Redmond still says no to bug bounties, but offers a $200,000 first prize and $50,000 second prize instead for research in security defense.

Elinor Mills Former Staff Writer
Elinor Mills covers Internet security and privacy. She joined CNET News in 2005 after working as a foreign correspondent for Reuters in Portugal and writing for The Industry Standard, the IDG News Service and the Associated Press.
Elinor Mills
2 min read
 
Katie Moussouris, head of Microsoft's Security Community Outreach and Strategy team, announces the Microsoft BlueHat Prize for security defense research.
Katie Moussouris, head of Microsoft's Security Community Outreach and Strategy team, announces the Microsoft BlueHat Prize for security defense research. Microsoft TechNet

LAS VEGAS--Microsoft today announced that it will give out $250,000 in BlueHat Prize rewards for innovative research on computer security defense.

Winners will be announced at next year's Black Hat security conference, with the grand prize being $200,000 and second prize being $50,000, Katie Moussouris, head of Microsoft's Security Community Outreach and Strategy team, said in a conference call from the conference being held here.

Researchers will own the intellectual property from their inventions and Microsoft will be able to use the technology under a royalty-free license, she said.

"This is a new program to inspire security researchers to focus on security defense technologies," she said. The initiative features more than $250,000 in cash and prizes "for original ideas to protect customers."

"The inaugural Microsoft BlueHat Prize contest challenges security researchers to design a novel runtime mitigation technology designed to prevent the exploitation of memory safety vulnerabilities," like buffer overflows and dangling pointers that deal with random-access memory (RAM), the Microsoft BlueHat Prize Web site says.

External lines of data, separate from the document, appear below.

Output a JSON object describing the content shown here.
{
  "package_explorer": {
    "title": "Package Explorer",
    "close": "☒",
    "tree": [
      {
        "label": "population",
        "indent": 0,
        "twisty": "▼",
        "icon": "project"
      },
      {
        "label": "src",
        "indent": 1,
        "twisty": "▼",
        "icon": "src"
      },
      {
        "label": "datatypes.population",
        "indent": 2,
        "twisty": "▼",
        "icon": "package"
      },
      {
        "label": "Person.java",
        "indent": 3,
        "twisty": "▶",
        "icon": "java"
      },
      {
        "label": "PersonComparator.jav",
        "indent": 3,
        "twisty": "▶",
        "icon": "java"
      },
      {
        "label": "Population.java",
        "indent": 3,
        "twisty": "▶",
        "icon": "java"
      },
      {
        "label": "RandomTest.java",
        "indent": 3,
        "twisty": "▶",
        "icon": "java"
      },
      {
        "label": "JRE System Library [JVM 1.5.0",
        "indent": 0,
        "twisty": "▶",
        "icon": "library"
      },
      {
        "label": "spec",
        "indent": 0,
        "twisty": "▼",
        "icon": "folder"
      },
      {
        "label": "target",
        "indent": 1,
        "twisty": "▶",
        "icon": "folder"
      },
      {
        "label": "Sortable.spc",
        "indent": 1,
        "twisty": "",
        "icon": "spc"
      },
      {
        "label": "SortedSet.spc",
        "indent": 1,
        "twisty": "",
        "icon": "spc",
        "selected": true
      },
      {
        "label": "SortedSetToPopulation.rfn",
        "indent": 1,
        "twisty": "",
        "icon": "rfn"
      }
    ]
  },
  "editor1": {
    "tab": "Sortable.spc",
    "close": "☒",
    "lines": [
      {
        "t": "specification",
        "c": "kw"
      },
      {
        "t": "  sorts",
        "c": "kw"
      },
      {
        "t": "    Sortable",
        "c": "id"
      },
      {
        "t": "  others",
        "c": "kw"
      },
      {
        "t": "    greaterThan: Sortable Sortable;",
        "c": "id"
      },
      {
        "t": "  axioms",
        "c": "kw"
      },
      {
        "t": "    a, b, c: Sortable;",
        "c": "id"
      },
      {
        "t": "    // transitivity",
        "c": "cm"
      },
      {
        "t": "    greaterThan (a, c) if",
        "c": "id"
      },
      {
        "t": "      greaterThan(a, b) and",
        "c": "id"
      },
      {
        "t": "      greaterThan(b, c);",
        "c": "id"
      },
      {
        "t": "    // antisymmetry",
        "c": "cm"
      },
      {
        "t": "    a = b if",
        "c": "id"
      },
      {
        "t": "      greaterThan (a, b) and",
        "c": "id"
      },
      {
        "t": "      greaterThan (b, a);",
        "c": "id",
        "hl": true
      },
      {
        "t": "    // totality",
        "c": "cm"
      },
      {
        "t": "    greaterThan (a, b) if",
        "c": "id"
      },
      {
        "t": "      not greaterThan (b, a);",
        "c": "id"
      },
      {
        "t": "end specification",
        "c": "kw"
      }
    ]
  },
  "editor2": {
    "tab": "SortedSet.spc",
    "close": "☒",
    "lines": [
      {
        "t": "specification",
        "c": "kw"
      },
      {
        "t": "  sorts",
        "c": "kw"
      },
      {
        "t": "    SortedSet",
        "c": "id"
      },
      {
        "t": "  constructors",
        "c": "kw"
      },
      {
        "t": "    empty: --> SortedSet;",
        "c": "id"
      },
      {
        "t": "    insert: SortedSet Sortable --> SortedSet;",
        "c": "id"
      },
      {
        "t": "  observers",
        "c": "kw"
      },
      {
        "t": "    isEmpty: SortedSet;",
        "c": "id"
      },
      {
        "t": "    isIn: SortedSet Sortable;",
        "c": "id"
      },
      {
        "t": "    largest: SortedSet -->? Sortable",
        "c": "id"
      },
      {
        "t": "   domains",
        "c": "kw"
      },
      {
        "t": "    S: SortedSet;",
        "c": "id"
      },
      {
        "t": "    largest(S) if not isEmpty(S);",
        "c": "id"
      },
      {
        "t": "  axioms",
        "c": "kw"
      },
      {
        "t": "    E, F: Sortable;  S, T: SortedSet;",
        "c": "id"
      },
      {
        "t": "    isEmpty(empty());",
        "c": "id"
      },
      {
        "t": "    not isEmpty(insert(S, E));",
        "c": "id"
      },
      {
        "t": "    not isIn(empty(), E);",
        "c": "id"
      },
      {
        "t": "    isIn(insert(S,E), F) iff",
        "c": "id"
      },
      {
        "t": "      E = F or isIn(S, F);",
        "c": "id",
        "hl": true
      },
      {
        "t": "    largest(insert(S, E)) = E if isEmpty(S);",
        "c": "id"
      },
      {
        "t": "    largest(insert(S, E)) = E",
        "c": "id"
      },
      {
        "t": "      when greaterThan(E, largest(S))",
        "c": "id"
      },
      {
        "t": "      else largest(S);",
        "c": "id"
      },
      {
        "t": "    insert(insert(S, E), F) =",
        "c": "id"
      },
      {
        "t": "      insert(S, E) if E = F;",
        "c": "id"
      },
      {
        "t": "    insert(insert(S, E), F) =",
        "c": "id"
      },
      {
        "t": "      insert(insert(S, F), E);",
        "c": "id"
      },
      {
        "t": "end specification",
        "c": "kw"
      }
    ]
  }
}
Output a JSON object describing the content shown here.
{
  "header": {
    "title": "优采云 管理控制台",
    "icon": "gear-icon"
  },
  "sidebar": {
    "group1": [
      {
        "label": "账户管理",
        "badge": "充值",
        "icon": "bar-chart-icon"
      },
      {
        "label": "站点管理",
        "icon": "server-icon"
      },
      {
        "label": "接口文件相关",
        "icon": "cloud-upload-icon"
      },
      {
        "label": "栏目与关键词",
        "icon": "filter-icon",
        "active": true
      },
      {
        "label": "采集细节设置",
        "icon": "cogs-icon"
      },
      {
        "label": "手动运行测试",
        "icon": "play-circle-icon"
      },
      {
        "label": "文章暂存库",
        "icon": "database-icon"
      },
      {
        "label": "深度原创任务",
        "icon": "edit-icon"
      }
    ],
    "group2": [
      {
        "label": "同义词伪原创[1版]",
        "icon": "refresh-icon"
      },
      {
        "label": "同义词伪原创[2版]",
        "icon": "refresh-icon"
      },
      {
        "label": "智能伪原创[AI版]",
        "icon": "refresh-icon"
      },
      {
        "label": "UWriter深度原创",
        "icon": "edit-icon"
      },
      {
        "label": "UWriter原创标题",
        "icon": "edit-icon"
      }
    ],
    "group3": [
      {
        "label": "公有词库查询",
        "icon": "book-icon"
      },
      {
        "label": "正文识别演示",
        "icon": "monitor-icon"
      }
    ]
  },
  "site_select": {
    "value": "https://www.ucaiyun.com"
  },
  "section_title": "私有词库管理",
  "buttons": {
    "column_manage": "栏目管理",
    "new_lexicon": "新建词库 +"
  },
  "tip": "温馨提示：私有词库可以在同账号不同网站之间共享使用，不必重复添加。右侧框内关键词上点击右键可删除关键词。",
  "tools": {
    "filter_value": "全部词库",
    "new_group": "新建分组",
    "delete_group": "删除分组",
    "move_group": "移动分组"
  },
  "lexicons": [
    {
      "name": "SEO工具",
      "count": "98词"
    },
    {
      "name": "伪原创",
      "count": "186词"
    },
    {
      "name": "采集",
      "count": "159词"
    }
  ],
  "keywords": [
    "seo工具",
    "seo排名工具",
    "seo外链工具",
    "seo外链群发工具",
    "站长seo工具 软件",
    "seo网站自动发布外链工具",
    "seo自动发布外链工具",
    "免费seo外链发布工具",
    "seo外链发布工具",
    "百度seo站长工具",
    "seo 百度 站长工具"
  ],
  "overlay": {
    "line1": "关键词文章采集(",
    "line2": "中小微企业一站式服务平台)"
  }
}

Microsoft employees are ineligible and participants have to be 14 years or older. Contestants have until April 1, 2012, to submit their work.

Unlike Mozilla, Google and now Facebook, which offer bug bounty programs, and TippingPoint's Zero Day Initiative, which offers top dollar for bugs discovered in Microsoft software, Microsoft does not pay vulnerability researchers when they report bugs. Moussouris said the company is sticking with that policy.

"There are a lot more motivations for vulnerability research on our products than just money," she said, including public recognition and the "pursuit of intellectual happiness."

"Even though there is an existing legitimate market for individual vulnerabilities...the researchers who find vulnerabilities in Microsoft products tend to come straight to us and forgo some of those individual reward programs," Moussouris said. "We respect the researchers' rights to make a living off their research."